I finished reading Player Of Games, last week. It's another one of Iain M. Banks' "Culture" novels, which I like. They're frustrating because they all (so far) have a lot of plot that circles around itself endlessly, and seems really important but you know that anything that you might find out in the plot going to has already happened in the set up. The result is this an ironically claustrophobic novel feels like a really drawn out world building experience. While the experience works, it doesn't feel like it ought to to work. And there you are.

Speaking of reading, I finished reading the book above on my new phone which is quite nice. I'm not sold on the Kindle Mobile app for reading short fiction periodicals, as it doesn't save/sync pages, and I find it hard to read an entire novella in a single sitting. I've started paying for Readability, which is a great tool for bookmarking, reading and archiving articles and other medium-to-long form pieces on the web. I've started paying, because I think they're doing something really cool that I really want to succeed, and I like being able to use it as a way of getting content to my phone for reading. I'm a little frustrated that there's no good way to load up the phone with articles for reading while on the subway. Get on that, ye horde of mobile developers!
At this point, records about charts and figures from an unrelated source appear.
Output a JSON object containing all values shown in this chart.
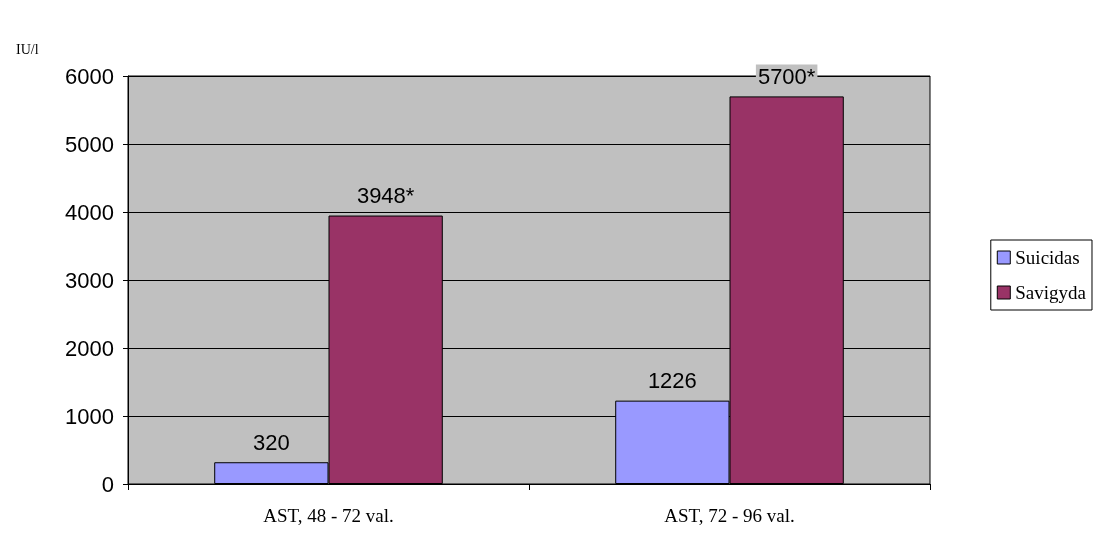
{
  "chart_data": {
    "type": "bar",
    "ylabel": "IU/l",
    "categories": [
      "AST, 48 - 72 val.",
      "AST, 72 - 96 val."
    ],
    "series": [
      {
        "name": "Suicidas",
        "color": "#9999ff",
        "values": [
          320,
          1226
        ],
        "value_labels": [
          "320",
          "1226"
        ]
      },
      {
        "name": "Savigyda",
        "color": "#993366",
        "values": [
          3948,
          5700
        ],
        "value_labels": [
          "3948*",
          "5700*"
        ]
      }
    ],
    "ylim": [
      0,
      6000
    ],
    "yticks": [
      0,
      1000,
      2000,
      3000,
      4000,
      5000,
      6000
    ],
    "grid": "y",
    "legend": "right"
  }
}
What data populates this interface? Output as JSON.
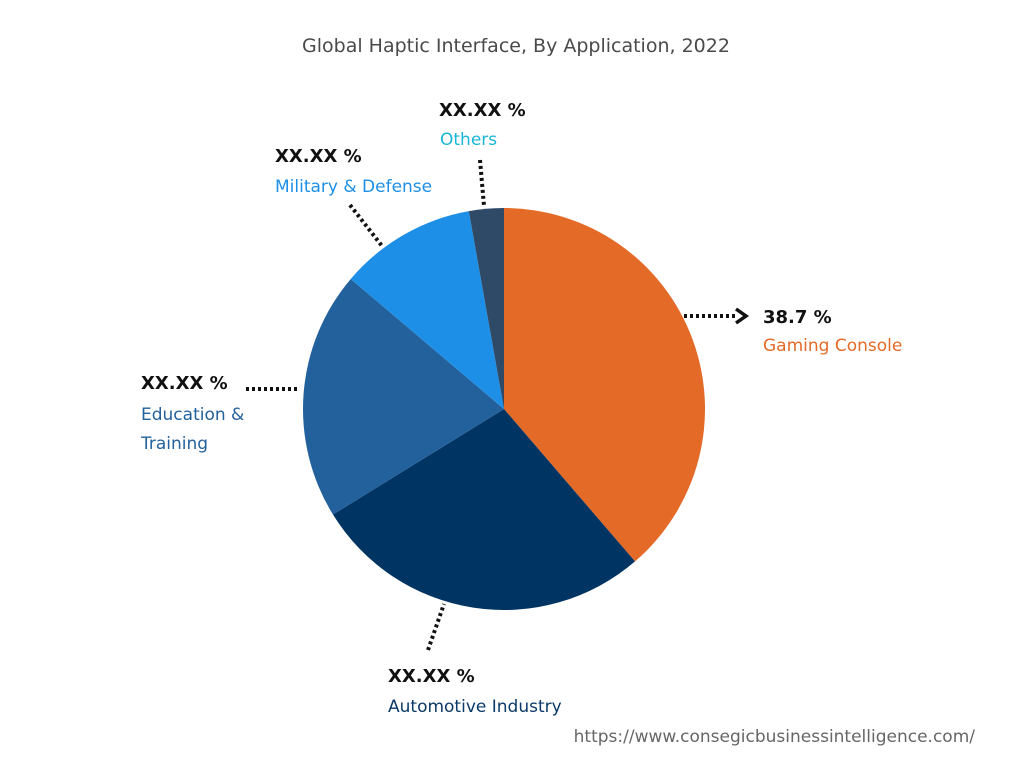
{
  "chart_data": {
    "type": "pie",
    "title": "Global Haptic Interface, By Application, 2022",
    "slices": [
      {
        "label": "Gaming Console",
        "value": 38.7,
        "value_label": "38.7 %",
        "color": "#E46A27"
      },
      {
        "label": "Automotive Industry",
        "value": 27.5,
        "value_label": "XX.XX %",
        "color": "#003463"
      },
      {
        "label": "Education & Training",
        "value": 20.0,
        "value_label": "XX.XX %",
        "color": "#23619D"
      },
      {
        "label": "Military & Defense",
        "value": 11.0,
        "value_label": "XX.XX %",
        "color": "#1D8FE6"
      },
      {
        "label": "Others",
        "value": 2.8,
        "value_label": "XX.XX %",
        "color": "#2F4A66"
      }
    ],
    "label_colors": {
      "Gaming Console": "#E46A27",
      "Automotive Industry": "#0B3A68",
      "Education & Training": "#23619D",
      "Military & Defense": "#1D8FE6",
      "Others": "#19B7D6"
    },
    "legend": "none",
    "grid": false
  },
  "source_url": "https://www.consegicbusinessintelligence.com/"
}
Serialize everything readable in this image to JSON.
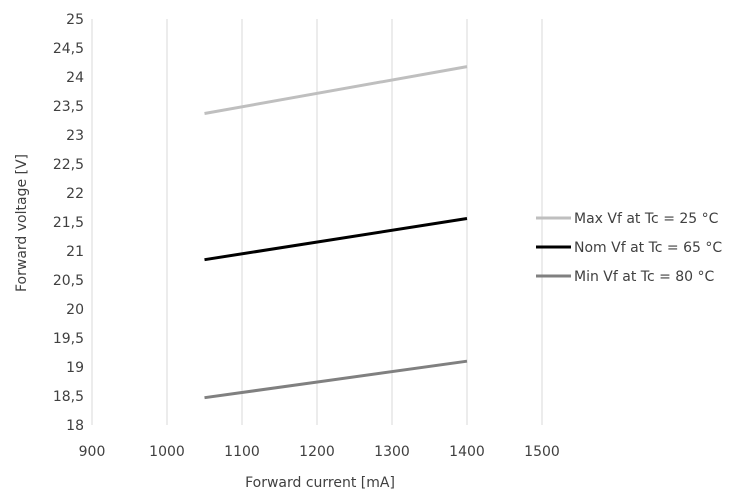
{
  "chart_data": {
    "type": "line",
    "title": "",
    "xlabel": "Forward current [mA]",
    "ylabel": "Forward voltage [V]",
    "xlim": [
      900,
      1500
    ],
    "ylim": [
      18,
      25
    ],
    "x_ticks": [
      900,
      1000,
      1100,
      1200,
      1300,
      1400,
      1500
    ],
    "x_tick_labels": [
      "900",
      "1000",
      "1100",
      "1200",
      "1300",
      "1400",
      "1500"
    ],
    "y_ticks": [
      18,
      18.5,
      19,
      19.5,
      20,
      20.5,
      21,
      21.5,
      22,
      22.5,
      23,
      23.5,
      24,
      24.5,
      25
    ],
    "y_tick_labels": [
      "18",
      "18,5",
      "19",
      "19,5",
      "20",
      "20,5",
      "21",
      "21,5",
      "22",
      "22,5",
      "23",
      "23,5",
      "24",
      "24,5",
      "25"
    ],
    "grid": "vertical",
    "legend": "right",
    "series": [
      {
        "name": "Max Vf at Tc = 25 °C",
        "color": "#bfbfbf",
        "x": [
          1050,
          1400
        ],
        "y": [
          23.37,
          24.18
        ]
      },
      {
        "name": "Nom Vf at Tc = 65 °C",
        "color": "#000000",
        "x": [
          1050,
          1400
        ],
        "y": [
          20.85,
          21.56
        ]
      },
      {
        "name": "Min Vf at Tc = 80 °C",
        "color": "#808080",
        "x": [
          1050,
          1400
        ],
        "y": [
          18.47,
          19.1
        ]
      }
    ]
  }
}
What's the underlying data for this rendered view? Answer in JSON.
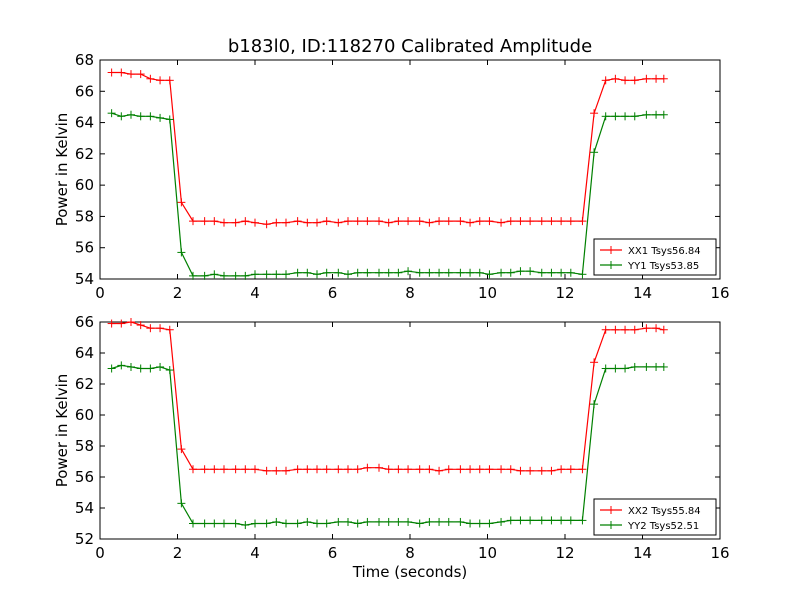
{
  "title": "b183l0, ID:118270 Calibrated Amplitude",
  "colors": {
    "XX": "#ff0000",
    "YY": "#008000"
  },
  "chart_data": [
    {
      "type": "line",
      "xlabel": "",
      "ylabel": "Power in Kelvin",
      "xlim": [
        0,
        16
      ],
      "ylim": [
        54,
        68
      ],
      "xticks": [
        "0",
        "2",
        "4",
        "6",
        "8",
        "10",
        "12",
        "14",
        "16"
      ],
      "yticks": [
        "54",
        "56",
        "58",
        "60",
        "62",
        "64",
        "66",
        "68"
      ],
      "grid": false,
      "legend_position": "bottom-right",
      "x": [
        0.3,
        0.55,
        0.8,
        1.05,
        1.3,
        1.55,
        1.8,
        2.1,
        2.4,
        2.7,
        2.95,
        3.2,
        3.5,
        3.75,
        4.0,
        4.3,
        4.55,
        4.8,
        5.1,
        5.35,
        5.6,
        5.85,
        6.15,
        6.4,
        6.65,
        6.9,
        7.2,
        7.45,
        7.7,
        7.95,
        8.25,
        8.5,
        8.75,
        9.0,
        9.3,
        9.55,
        9.8,
        10.05,
        10.35,
        10.6,
        10.85,
        11.1,
        11.4,
        11.65,
        11.9,
        12.15,
        12.45,
        12.75,
        13.05,
        13.3,
        13.55,
        13.8,
        14.1,
        14.35,
        14.55
      ],
      "series": [
        {
          "name": "XX1 Tsys56.84",
          "values": [
            67.2,
            67.2,
            67.1,
            67.1,
            66.8,
            66.7,
            66.7,
            58.9,
            57.7,
            57.7,
            57.7,
            57.6,
            57.6,
            57.7,
            57.6,
            57.5,
            57.6,
            57.6,
            57.7,
            57.6,
            57.6,
            57.7,
            57.6,
            57.7,
            57.7,
            57.7,
            57.7,
            57.6,
            57.7,
            57.7,
            57.7,
            57.6,
            57.7,
            57.7,
            57.7,
            57.6,
            57.7,
            57.7,
            57.6,
            57.7,
            57.7,
            57.7,
            57.7,
            57.7,
            57.7,
            57.7,
            57.7,
            64.6,
            66.7,
            66.8,
            66.7,
            66.7,
            66.8,
            66.8,
            66.8
          ]
        },
        {
          "name": "YY1 Tsys53.85",
          "values": [
            64.6,
            64.4,
            64.5,
            64.4,
            64.4,
            64.3,
            64.2,
            55.7,
            54.2,
            54.2,
            54.3,
            54.2,
            54.2,
            54.2,
            54.3,
            54.3,
            54.3,
            54.3,
            54.4,
            54.4,
            54.3,
            54.4,
            54.4,
            54.3,
            54.4,
            54.4,
            54.4,
            54.4,
            54.4,
            54.5,
            54.4,
            54.4,
            54.4,
            54.4,
            54.4,
            54.4,
            54.4,
            54.3,
            54.4,
            54.4,
            54.5,
            54.5,
            54.4,
            54.4,
            54.4,
            54.4,
            54.3,
            62.1,
            64.4,
            64.4,
            64.4,
            64.4,
            64.5,
            64.5,
            64.5
          ]
        }
      ]
    },
    {
      "type": "line",
      "xlabel": "Time (seconds)",
      "ylabel": "Power in Kelvin",
      "xlim": [
        0,
        16
      ],
      "ylim": [
        52,
        66
      ],
      "xticks": [
        "0",
        "2",
        "4",
        "6",
        "8",
        "10",
        "12",
        "14",
        "16"
      ],
      "yticks": [
        "52",
        "54",
        "56",
        "58",
        "60",
        "62",
        "64",
        "66"
      ],
      "grid": false,
      "legend_position": "bottom-right",
      "x": [
        0.3,
        0.55,
        0.8,
        1.05,
        1.3,
        1.55,
        1.8,
        2.1,
        2.4,
        2.7,
        2.95,
        3.2,
        3.5,
        3.75,
        4.0,
        4.3,
        4.55,
        4.8,
        5.1,
        5.35,
        5.6,
        5.85,
        6.15,
        6.4,
        6.65,
        6.9,
        7.2,
        7.45,
        7.7,
        7.95,
        8.25,
        8.5,
        8.75,
        9.0,
        9.3,
        9.55,
        9.8,
        10.05,
        10.35,
        10.6,
        10.85,
        11.1,
        11.4,
        11.65,
        11.9,
        12.15,
        12.45,
        12.75,
        13.05,
        13.3,
        13.55,
        13.8,
        14.1,
        14.35,
        14.55
      ],
      "series": [
        {
          "name": "XX2 Tsys55.84",
          "values": [
            65.9,
            65.9,
            66.0,
            65.8,
            65.6,
            65.6,
            65.5,
            57.8,
            56.5,
            56.5,
            56.5,
            56.5,
            56.5,
            56.5,
            56.5,
            56.4,
            56.4,
            56.4,
            56.5,
            56.5,
            56.5,
            56.5,
            56.5,
            56.5,
            56.5,
            56.6,
            56.6,
            56.5,
            56.5,
            56.5,
            56.5,
            56.5,
            56.4,
            56.5,
            56.5,
            56.5,
            56.5,
            56.5,
            56.5,
            56.5,
            56.4,
            56.4,
            56.4,
            56.4,
            56.5,
            56.5,
            56.5,
            63.4,
            65.5,
            65.5,
            65.5,
            65.5,
            65.6,
            65.6,
            65.5
          ]
        },
        {
          "name": "YY2 Tsys52.51",
          "values": [
            63.0,
            63.2,
            63.1,
            63.0,
            63.0,
            63.1,
            62.9,
            54.3,
            53.0,
            53.0,
            53.0,
            53.0,
            53.0,
            52.9,
            53.0,
            53.0,
            53.1,
            53.0,
            53.0,
            53.1,
            53.0,
            53.0,
            53.1,
            53.1,
            53.0,
            53.1,
            53.1,
            53.1,
            53.1,
            53.1,
            53.0,
            53.1,
            53.1,
            53.1,
            53.1,
            53.0,
            53.0,
            53.0,
            53.1,
            53.2,
            53.2,
            53.2,
            53.2,
            53.2,
            53.2,
            53.2,
            53.2,
            60.7,
            63.0,
            63.0,
            63.0,
            63.1,
            63.1,
            63.1,
            63.1
          ]
        }
      ]
    }
  ]
}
I've started knitting again. Just reached the bottom of arm holes (armscye for the pedantic) for a new sweater that I've been working on (or ignoring more likely) for a few months. That's exciting, and it's nice to get a few rows done most days. I'm not obsessive (much) about the knitting, and certainly not in the way that I have been in the past, but it's a nice thing to do and a good change of pace when I get tired of looking at screens. I've long toyed with the idea of writing knitting stories something sort of between an essay and a knitting pattern and if nothing else I think doing some of that writing will require a regular knitting practice. Add that to the list.

Speaking of lists, I ought to work on making some progress on my list! With luck I'll be around a bit more this week!